Those
arrows aren't hitting their lovelorn targets the way they once did. The
reason? New research points to our growing economic divide.
Finding
true love, philosophers have always understood, can get complicated in
deeply unequal places. Grand fortunes tend to give Cupid a hard time,
on Valentine’s Day and every other.
“If
you gain fame, power, or wealth, you won’t have any trouble finding
lovers,” as social critic Philip Slater noted years ago in The Pursuit of Loneliness, “but they will be people who love fame, power, or wealth.”
But
philosophers no longer have a corner on the love-and-inequality
connection. All sorts of social scientists are now working that
intersection where wealth and romance meet — and they’re uncovering an
assortment of troubling trends.
Researchers are finding,
for instance, that Cupid’s arrows fall less randomly than they did
back in the middle of the 20th century. Americans today have become distinctly less likely to marry someone outside their income bracket.
Social
scientists have a label for this phenomenon. They call it “assortative
mating.” Since 1960, shows new research from the University of
Pennsylvania’s Jeremy Greenwood and colleagues, this assortative
mating has contributed significantly to how unequal we've become.
“The rich marry rich and get richer,” notes Andrea Garcia-Vargas, one commentator on the research, “the poor marry poor and get poorer.”
But the cause and effect here goes both ways. Assortative mating widens the income gaps that divide us. Wider income gaps nurture assortative mating.
Back
in the 1960s, a much more equal time in America, millions of men with
just high school diplomas could count on good union-wage jobs and make
nearly as much, or even more at times, than someone with a college
degree.
In
that more equal nation, most Americans lived within income hailing
distance of most other Americans. They interacted socially with a fairly
large cross-section of the nation's overall population.
Today,
with Americans much more divided by income, those social interactions
across income levels have become considerably rarer. People
increasingly marry in their own income bracket — if they marry at all.
And that brings us to another mating consequence of growing inequality: the ongoing slide in the share of American adults married.
In
1960, 72 percent of Americans over 18 lived the married life. The 2010
share: just 51 percent. Among younger Americans, an even steeper
tumble. Three-fifths of 18- to 29-year-olds had spouses in 1960, only
one-fifth today.
How
to explain this trend? One major factor: the economic squeeze on
working Americans. A half-century ago, a single wage earner could
support a family. No longer. Two earners have become a necessity for
maintaining anything close to a comfortable middle class status.
But
keeping two people together has never been harder. In our ever more
unequal America, jobs have become less secure, workplaces more
stressful.
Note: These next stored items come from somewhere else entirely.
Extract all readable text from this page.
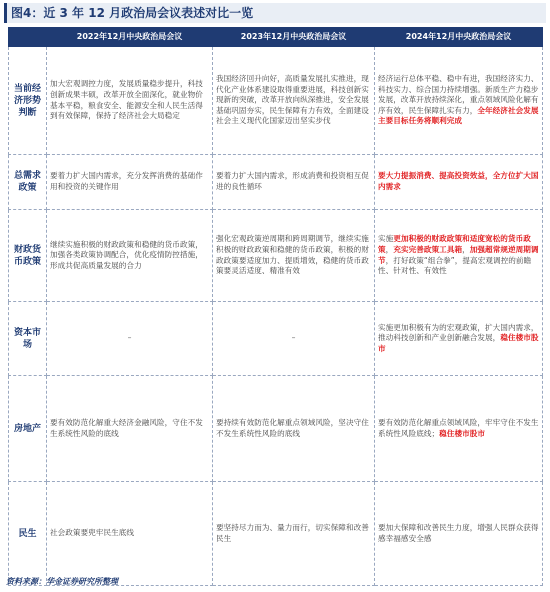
图4：近 3 年 12 月政治局会议表述对比一览
	2022年12月中央政治局会议	2023年12月中央政治局会议	2024年12月中央政治局会议
当前经济形势判断	加大宏观调控力度，发展质量稳步提升，科技创新成果丰硕，改革开放全面深化，就业物价基本平稳，粮食安全、能源安全和人民生活得到有效保障，保持了经济社会大局稳定	我国经济回升向好，高质量发展扎实推进，现代化产业体系建设取得重要进展，科技创新实现新的突破，改革开放向纵深推进，安全发展基础巩固夯实，民生保障有力有效，全面建设社会主义现代化国家迈出坚实步伐	经济运行总体平稳、稳中有进，我国经济实力、科技实力、综合国力持续增强。新质生产力稳步发展，改革开放持续深化，重点领域风险化解有序有效，民生保障扎实有力，全年经济社会发展主要目标任务将顺利完成
总需求政策	要着力扩大国内需求，充分发挥消费的基础作用和投资的关键作用	要着力扩大国内需求，形成消费和投资相互促进的良性循环	要大力提振消费、提高投资效益，全方位扩大国内需求
财政货币政策	继续实施积极的财政政策和稳健的货币政策，加强各类政策协调配合，优化疫情防控措施，形成共促高质量发展的合力	强化宏观政策逆周期和跨周期调节，继续实施积极的财政政策和稳健的货币政策，积极的财政政策要适度加力、提质增效，稳健的货币政策要灵活适度、精准有效	实施更加积极的财政政策和适度宽松的货币政策，充实完善政策工具箱，加强超常规逆周期调节，打好政策“组合拳”，提高宏观调控的前瞻性、针对性、有效性
资本市场	–	–	实施更加积极有为的宏观政策，扩大国内需求，推动科技创新和产业创新融合发展，稳住楼市股市
房地产	要有效防范化解重大经济金融风险，守住不发生系统性风险的底线	要持续有效防范化解重点领域风险，坚决守住不发生系统性风险的底线	要有效防范化解重点领域风险，牢牢守住不发生系统性风险底线；稳住楼市股市
民生	社会政策要兜牢民生底线	要坚持尽力而为、量力而行，切实保障和改善民生	要加大保障和改善民生力度，增强人民群众获得感幸福感安全感
资料来源：华金证券研究所整理
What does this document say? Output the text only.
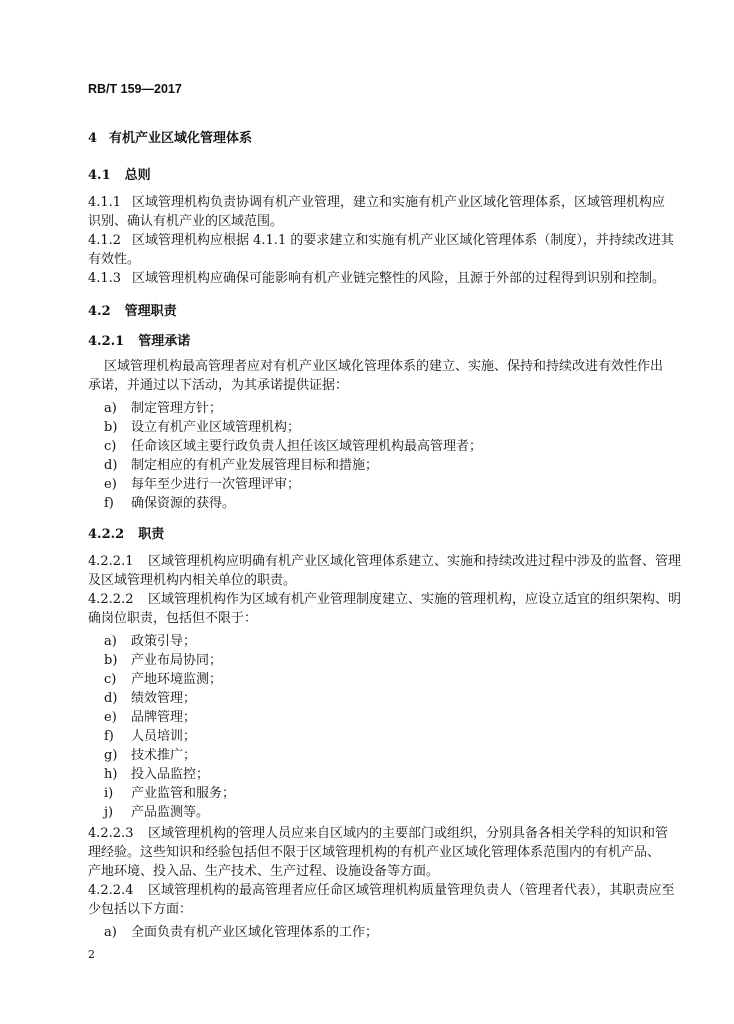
RB/T 159—2017
4 有机产业区域化管理体系
4.1 总则
4.1.1 区域管理机构负责协调有机产业管理，建立和实施有机产业区域化管理体系，区域管理机构应
识别、确认有机产业的区域范围。
4.1.2 区域管理机构应根据 4.1.1 的要求建立和实施有机产业区域化管理体系（制度），并持续改进其
有效性。
4.1.3 区域管理机构应确保可能影响有机产业链完整性的风险，且源于外部的过程得到识别和控制。
4.2 管理职责
4.2.1 管理承诺
区域管理机构最高管理者应对有机产业区域化管理体系的建立、实施、保持和持续改进有效性作出
承诺，并通过以下活动，为其承诺提供证据：
a) 制定管理方针；
b) 设立有机产业区域管理机构；
c) 任命该区域主要行政负责人担任该区域管理机构最高管理者；
d) 制定相应的有机产业发展管理目标和措施；
e) 每年至少进行一次管理评审；
f) 确保资源的获得。
4.2.2 职责
4.2.2.1 区域管理机构应明确有机产业区域化管理体系建立、实施和持续改进过程中涉及的监督、管理
及区域管理机构内相关单位的职责。
4.2.2.2 区域管理机构作为区域有机产业管理制度建立、实施的管理机构，应设立适宜的组织架构、明
确岗位职责，包括但不限于：
a) 政策引导；
b) 产业布局协同；
c) 产地环境监测；
d) 绩效管理；
e) 品牌管理；
f) 人员培训；
g) 技术推广；
h) 投入品监控；
i) 产业监管和服务；
j) 产品监测等。
4.2.2.3 区域管理机构的管理人员应来自区域内的主要部门或组织，分别具备各相关学科的知识和管
理经验。这些知识和经验包括但不限于区域管理机构的有机产业区域化管理体系范围内的有机产品、
产地环境、投入品、生产技术、生产过程、设施设备等方面。
4.2.2.4 区域管理机构的最高管理者应任命区域管理机构质量管理负责人（管理者代表），其职责应至
少包括以下方面：
a) 全面负责有机产业区域化管理体系的工作；
2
At every turn, the strains on married life multiply.
Affluent couples can more easily overcome this strain, note
sociologists Sarah Corse and Jennifer Silva. Their survey research
paper, “Intimate Inequalities: Love and Work in a Post-Industrial
Landscape,” appeared last year.
Affluents,
Corse and Silva show, can afford the investments necessary to keep
their marriages healthy. They can spend on everything from therapists to
“date nights” and get-away-from-it-all vacations. Couples working at
low-paid labor find such therapy, formal and informal, simply
unaffordable.
America’s top-heavy distribution of income and wealth, the Corse and Silva research details, has left many economically insecure Americans “unable to imagine being able to provide materially and emotionally for others.”
Amid this high-stress reality, adds Atlantic
commentator Nancy Cook, marriage “is fast becoming a luxury good.”
People who can’t afford the investments that help keep marriages
together split and sink from the middle class. The nation becomes a
more unequal — and lonelier — place.
For that loneliness, we pay a heavy price.
“Air pollution increases your chances of dying early by 5 percent, obesity by 20 percent,” as Aditya Chakrabortty observed last fall in the British Guardian. “Excessive loneliness pushes up your odds of an early death by 45 percent.”
Those figures come from neuroscientist John Cacioppo, a veteran researcher on social seclusion. We have, he writes, created “a culture of social isolates, atomized by social and economic upheaval and separated by vast inequalities.”
If we want to find love, in sum, we need to go looking in more equal places.